More importantly, Clowney is opening things up big-time for the other talented players on the South Carolina defense. Now that offenses are keying in on him more with their blockers, he is finding it more difficult to put up high sack totals. However, the South Carolina defense is having an easier time of making plays, because other players are freed up due to the focus placed on Clowney. Partially thanks to Clowney’s disruptive plays and the focus he takes (teams are game-planning against him so much these days), junior DT Kelcy Quarles has seven sacks and 11 tackles for loss in a big year and fellow DE Chaz Sutton is also making more plays.

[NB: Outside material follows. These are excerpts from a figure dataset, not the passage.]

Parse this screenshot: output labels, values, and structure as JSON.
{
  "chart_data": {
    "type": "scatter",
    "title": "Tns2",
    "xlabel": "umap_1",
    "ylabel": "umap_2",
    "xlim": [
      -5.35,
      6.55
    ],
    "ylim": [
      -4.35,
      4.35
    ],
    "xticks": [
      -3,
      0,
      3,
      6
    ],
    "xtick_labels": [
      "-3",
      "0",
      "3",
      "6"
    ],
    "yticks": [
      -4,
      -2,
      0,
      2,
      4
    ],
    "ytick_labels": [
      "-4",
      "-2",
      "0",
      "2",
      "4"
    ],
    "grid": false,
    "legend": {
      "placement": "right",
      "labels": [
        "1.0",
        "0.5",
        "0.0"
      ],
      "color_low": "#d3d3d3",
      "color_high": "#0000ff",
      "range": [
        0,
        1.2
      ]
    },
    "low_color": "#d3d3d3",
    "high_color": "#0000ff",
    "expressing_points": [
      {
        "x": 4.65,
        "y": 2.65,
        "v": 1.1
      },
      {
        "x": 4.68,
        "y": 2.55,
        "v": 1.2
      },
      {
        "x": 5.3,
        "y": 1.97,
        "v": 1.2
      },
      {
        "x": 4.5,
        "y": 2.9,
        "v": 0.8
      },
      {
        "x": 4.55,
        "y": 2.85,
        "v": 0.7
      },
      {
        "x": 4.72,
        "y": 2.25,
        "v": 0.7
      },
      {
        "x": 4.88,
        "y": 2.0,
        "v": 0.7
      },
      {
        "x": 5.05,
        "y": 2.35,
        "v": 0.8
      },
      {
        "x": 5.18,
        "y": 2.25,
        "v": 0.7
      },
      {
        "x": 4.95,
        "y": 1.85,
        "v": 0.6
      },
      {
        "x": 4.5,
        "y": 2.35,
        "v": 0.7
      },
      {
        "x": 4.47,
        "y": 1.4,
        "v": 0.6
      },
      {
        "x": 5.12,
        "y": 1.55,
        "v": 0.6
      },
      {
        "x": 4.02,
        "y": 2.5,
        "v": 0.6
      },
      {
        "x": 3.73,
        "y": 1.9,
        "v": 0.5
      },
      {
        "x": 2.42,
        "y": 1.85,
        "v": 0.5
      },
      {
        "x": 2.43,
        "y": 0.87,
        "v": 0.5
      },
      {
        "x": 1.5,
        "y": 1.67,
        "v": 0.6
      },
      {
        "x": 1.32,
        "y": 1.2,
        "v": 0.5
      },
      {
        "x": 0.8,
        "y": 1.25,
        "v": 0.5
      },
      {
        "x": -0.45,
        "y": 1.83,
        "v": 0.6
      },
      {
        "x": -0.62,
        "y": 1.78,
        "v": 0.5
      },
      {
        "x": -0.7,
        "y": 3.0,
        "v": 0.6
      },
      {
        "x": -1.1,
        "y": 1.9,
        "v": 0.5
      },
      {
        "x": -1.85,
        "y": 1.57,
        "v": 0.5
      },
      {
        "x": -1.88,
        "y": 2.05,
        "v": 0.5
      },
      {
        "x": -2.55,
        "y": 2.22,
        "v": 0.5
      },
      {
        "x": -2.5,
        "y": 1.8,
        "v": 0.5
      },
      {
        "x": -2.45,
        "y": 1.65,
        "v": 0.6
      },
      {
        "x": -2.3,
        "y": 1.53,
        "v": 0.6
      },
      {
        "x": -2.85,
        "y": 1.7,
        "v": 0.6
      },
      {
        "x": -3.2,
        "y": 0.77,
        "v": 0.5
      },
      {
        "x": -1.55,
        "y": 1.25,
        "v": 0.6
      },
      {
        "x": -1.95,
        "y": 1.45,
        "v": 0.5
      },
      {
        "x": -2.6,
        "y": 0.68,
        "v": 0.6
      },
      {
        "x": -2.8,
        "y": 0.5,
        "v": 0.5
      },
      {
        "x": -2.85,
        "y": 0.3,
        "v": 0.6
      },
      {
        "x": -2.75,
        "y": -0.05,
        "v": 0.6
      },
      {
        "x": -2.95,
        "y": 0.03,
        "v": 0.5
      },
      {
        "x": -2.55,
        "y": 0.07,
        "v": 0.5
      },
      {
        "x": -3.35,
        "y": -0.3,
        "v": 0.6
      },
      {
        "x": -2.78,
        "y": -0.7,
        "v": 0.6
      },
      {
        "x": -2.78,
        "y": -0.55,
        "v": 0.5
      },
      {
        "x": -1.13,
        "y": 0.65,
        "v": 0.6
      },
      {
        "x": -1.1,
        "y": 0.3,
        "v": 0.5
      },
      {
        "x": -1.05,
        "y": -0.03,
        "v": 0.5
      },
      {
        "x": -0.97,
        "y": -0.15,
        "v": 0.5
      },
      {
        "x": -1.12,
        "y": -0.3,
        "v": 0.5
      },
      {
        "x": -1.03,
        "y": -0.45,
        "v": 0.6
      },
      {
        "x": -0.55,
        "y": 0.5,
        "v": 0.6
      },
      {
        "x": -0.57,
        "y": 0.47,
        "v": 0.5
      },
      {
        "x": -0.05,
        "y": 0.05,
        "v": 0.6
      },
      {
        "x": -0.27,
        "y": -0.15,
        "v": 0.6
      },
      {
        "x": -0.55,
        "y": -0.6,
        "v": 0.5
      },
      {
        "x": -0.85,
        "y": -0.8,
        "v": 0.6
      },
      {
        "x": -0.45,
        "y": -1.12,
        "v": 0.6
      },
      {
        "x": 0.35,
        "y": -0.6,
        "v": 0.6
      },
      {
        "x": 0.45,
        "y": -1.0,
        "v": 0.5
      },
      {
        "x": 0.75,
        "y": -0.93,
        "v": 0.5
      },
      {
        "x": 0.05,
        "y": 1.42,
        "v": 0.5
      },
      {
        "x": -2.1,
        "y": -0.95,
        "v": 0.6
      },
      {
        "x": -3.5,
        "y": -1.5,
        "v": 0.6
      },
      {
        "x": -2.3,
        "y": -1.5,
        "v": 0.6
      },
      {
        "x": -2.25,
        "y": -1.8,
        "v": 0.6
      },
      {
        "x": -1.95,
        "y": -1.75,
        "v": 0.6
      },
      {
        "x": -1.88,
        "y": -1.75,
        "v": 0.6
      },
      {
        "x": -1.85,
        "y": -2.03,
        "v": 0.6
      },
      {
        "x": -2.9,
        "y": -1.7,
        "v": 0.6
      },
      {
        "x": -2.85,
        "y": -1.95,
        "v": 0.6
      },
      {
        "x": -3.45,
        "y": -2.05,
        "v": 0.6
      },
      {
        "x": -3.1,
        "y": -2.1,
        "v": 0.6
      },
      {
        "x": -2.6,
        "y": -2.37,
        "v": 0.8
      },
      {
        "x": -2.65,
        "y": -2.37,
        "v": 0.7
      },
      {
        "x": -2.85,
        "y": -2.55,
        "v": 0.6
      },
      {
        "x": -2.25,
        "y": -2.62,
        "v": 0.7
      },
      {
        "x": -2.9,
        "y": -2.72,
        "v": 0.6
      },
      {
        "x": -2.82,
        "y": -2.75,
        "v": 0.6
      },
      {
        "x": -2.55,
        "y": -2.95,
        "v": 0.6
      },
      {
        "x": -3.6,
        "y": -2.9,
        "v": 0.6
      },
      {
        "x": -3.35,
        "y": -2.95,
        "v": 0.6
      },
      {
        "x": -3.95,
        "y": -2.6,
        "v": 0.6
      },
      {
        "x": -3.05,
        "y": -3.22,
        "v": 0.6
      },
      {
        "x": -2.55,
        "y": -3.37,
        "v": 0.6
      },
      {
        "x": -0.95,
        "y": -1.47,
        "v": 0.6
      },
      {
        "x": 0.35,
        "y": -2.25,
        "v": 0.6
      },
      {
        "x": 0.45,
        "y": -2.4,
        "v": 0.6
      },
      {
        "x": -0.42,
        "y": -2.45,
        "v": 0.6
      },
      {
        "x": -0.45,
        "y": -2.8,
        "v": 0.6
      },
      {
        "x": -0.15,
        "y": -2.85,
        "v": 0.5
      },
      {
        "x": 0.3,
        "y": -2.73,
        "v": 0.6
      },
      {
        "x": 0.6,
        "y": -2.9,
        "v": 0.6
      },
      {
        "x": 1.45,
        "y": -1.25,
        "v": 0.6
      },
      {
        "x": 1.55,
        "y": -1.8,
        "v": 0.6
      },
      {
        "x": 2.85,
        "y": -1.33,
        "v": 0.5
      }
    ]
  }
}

So look at the whole picture when it comes to Jadeveon Clowney instead of just the sack totals. He’s still putting a lot of pressure on the QB, he’s still disrupting plays in the running game and passing game, his physical tools are obviously still elite, and the attention he commands makes life a whole lot easier for the rest of the defense. Don’t be concerned about Clowney’s lack of sacks or numbers that aren’t nearly as good as they were last season, because he’s still getting it done.
If you have any concerns with Clowney, then they should be focused on how motivated he is. But those concerns can also just be chalked up to the fact that Clowney feels no pressure to play at a consistently high level anymore since he already feels he proved himself to evaluators last year. That logic might be flawed, but it also could dispel any concerns that Clowney won’t be motivated once he’s draft. To me, the concerns about his motivation are legitimate, but they are exaggerated by some. He’s still the best draft prospect around, and the only way he isn’t the No. 1 pick is if the team picking first needs a QB.
Clowney is fine, and it looks like NFL executives agree that his lack of production isn’t of concern.